Merhaba dostlar,
Bilim insanları iklim değişikliğinin etkilerinin beklenilenden de şiddetli olduğu konusunda fikir birliği halinde. 2020'de yaşadığımız aşırı sıcaklar, fırtınalar, orman yangınları, kutuplarda buzların erimesi bu yıl da devam eder ve olağan hale gelirse, gezegenimizin önemli bir bölümü oldukça kısa bir sürede "yaşanamaz" hale gelecek. Endüstri öncesi döneme göre ortalama sıcaklık artmakta.
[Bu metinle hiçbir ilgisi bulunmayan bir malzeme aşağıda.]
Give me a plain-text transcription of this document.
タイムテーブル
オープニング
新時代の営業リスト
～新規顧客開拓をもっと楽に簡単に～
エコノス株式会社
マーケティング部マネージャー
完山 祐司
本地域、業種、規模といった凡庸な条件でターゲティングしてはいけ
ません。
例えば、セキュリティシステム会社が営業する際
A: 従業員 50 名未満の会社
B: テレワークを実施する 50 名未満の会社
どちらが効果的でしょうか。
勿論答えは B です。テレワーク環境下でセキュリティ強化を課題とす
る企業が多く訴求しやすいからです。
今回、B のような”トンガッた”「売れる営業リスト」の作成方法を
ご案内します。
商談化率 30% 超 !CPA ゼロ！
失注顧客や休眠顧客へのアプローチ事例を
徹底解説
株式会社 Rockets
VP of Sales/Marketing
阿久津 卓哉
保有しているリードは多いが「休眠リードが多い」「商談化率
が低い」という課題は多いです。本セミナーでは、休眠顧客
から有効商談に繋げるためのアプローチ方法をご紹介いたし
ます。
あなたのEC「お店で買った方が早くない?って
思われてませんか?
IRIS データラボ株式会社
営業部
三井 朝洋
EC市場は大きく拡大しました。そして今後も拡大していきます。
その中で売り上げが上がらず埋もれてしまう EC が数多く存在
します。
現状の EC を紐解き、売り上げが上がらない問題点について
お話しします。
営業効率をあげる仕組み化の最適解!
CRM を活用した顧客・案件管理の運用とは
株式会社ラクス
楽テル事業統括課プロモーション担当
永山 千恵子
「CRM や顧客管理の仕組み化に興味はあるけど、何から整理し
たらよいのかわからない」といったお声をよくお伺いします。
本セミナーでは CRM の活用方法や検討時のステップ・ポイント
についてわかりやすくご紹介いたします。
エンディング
Bu artış 2 derece santigrada varırsa "geri dönüşü olmayan" bir yola girdik demektir.
Hani bugün hava nasıl olacak, ceket alsam mı almasam mı diye bakarız da, ha 21 derece olmuş hava sıcaklığı ha 23 derece - pek de farketmez "ceket kararı" açısından. Küçük bir fark gibi görünür: sadece 2 derece! Oysa geleceğimizin nasıl olacağı değil, olup olmayacağı bu küçük farka bağlı!
İklim değişikliği artık "tehlike" olmayı aştı, "acil durum" haline geldi. Öyle ki, sera gazı emisyonlarıyla dünyamıza en fazla zarar veren iki ülke - ABD ve Çin - iklim konusunda işbirliği yapma yolunda adımlar atıyorlar!
İklim krizinin sorumlularından biri de endüstriyel tarım; kirliliğin yüzde 25'inin tarımsal kaynaklı olduğu belirtiliyor. Çaresi ise doğru tarımda, doğa ile uyumlu tarımsal yöntemlerde, kısaca agroekolojide!
Dün - 17 Nisan - Uluslararası Çiftçi Mücadeleleri Günüydü. Taleplerimiz gıdayı üreten çiftçiler için, gıda egemenliği için, gezegenimizin geleceği için...
Haftanız aydınlık, sofralarınız şifalı olsun.